Album Review: Sadist — “Firescorched”

It’s been a while since I have touched a progressive death metal record – not since Alustrium’s A Monument To Silence – and while I’ve been doing some listening behind the scenes, it struck as odd that I haven’t really been giving one of my favorite death metal subgenres a proper listen. Imagine my delight in finding an album that struck a chord with me the more time I spent with it, becoming more and more experimental and dissonant the further in I ventured. For an album that makes me question where the established line between progression and technicality begins to blur, Sadist’s Firescorched is an impressive feat of musicianship.

Before I start, I want to mention that if it sounds like something you’ve heard before, you are not wrong. For this album, Sadist recruited Jeroen Paul Thesseling and Romain Goulon on bass and drums. Basically, that impressive technicality you hear is supplied by former members of both Obscura and Necrophagist, respectively.

Firescorched is the type of album whose tension is built by keeping the listener in suspense; you never know when you are going to get either a fretless bass solo or what sounds like Kekal’s infernal electronic outbursts acting as the backing melody during a guitar solo. After all, it starts innocently enough as a progressive death metal album before it ultimately takes off in unexpected ways. It pulls off one of the most impressive bait-and-switches I have heard in a long while – the more comfortable you become, the more Sadist opts to add something in between the heavy drumming and guitar. Before you know it, the heavy keyboards and synthesizers are prominent, the sound becomes more dissonant, and the atmosphere ultimately shifts into an amalgamation of various influences that should not go together but do. This is prominent on tracks “Finger Food,” “Loa,” and the title track where piano, strings, and electronics become the focal point, giving them an eerie feel.

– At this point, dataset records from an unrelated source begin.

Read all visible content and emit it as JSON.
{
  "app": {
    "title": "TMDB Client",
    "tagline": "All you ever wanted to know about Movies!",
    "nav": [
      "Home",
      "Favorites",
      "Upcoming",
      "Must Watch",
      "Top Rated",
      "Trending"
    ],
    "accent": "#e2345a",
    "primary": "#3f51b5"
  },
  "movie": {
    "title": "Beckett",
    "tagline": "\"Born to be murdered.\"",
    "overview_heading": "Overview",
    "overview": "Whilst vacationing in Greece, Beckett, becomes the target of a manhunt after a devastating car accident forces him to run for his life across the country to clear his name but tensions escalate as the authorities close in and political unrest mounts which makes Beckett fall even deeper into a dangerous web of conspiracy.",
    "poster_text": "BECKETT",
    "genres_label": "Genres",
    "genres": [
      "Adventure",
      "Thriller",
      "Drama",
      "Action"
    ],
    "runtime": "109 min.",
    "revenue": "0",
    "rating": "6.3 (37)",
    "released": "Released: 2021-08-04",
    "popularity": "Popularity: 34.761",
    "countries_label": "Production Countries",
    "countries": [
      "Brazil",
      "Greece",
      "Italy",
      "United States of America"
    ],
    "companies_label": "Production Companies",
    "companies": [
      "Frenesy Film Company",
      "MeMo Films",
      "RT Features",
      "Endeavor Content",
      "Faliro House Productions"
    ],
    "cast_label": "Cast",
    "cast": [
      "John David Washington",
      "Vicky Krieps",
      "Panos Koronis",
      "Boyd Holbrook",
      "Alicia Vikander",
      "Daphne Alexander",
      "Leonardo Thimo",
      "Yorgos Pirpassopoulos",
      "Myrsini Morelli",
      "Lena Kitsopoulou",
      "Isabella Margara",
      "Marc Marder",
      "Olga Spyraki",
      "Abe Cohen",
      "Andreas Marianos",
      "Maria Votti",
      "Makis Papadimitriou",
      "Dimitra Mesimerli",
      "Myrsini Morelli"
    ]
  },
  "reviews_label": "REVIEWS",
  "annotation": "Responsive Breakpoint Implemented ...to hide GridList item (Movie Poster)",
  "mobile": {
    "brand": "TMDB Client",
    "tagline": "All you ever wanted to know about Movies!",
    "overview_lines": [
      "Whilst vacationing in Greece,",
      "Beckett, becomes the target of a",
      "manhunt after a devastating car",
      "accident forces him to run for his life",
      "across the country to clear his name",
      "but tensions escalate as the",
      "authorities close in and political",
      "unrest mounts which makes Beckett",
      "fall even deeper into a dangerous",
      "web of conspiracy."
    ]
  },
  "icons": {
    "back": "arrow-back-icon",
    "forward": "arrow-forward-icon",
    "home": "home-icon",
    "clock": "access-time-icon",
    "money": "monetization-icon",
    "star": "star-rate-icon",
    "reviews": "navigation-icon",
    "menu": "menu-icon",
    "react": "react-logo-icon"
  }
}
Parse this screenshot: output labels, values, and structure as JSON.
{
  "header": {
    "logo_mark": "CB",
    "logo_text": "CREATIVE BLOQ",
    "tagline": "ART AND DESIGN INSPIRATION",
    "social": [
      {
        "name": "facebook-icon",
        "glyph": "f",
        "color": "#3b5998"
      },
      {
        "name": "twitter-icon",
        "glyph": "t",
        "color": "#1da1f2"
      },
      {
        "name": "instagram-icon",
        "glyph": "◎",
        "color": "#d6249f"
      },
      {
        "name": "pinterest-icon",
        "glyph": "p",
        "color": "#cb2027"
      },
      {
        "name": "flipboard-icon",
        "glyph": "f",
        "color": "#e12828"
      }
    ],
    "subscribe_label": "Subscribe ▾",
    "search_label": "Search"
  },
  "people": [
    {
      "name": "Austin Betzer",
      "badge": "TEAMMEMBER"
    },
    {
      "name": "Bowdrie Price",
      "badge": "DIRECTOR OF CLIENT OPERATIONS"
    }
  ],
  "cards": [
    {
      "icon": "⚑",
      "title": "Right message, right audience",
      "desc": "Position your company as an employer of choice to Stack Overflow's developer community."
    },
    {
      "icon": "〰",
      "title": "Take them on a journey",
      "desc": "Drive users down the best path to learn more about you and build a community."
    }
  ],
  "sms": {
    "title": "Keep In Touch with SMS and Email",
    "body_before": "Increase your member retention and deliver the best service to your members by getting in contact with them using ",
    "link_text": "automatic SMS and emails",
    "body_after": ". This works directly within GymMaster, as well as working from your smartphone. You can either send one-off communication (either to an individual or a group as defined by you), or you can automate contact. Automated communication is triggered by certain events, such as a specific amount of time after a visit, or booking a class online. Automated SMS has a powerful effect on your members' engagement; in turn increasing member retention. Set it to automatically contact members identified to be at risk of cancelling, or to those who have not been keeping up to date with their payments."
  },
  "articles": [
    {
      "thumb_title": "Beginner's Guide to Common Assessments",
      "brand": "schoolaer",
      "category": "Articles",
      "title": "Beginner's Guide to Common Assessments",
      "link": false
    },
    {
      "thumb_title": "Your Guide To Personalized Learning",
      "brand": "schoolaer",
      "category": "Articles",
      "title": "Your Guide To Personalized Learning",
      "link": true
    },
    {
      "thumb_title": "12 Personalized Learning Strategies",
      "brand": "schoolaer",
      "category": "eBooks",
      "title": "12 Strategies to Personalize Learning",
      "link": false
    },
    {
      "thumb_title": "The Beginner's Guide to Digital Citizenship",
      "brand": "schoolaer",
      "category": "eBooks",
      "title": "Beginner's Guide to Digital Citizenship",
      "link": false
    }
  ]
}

On the latter half, the music becomes more technical – that is, the band really shows off their instrumental mastery. Sadist allow themselves to become groovier, emphasizing the electronics, but still keeping it within that technical range. Between changing from expert technical mastery to the inherent manipulation of a riff by giving it a staccato gallop, this flurry of activity increases the musical pacing, almost as if you are on a rollercoaster.

All in all, Firescorched is a hell of an album whose experimentation showcases the potential evolution and further blurring lines between the definition of prog and tech death. Whatever your preference, no one can deny that Sadist’s musicianship, combined with its atmosphere and its tendency to shift through a kaleidoscope of influences, is both superb and intense.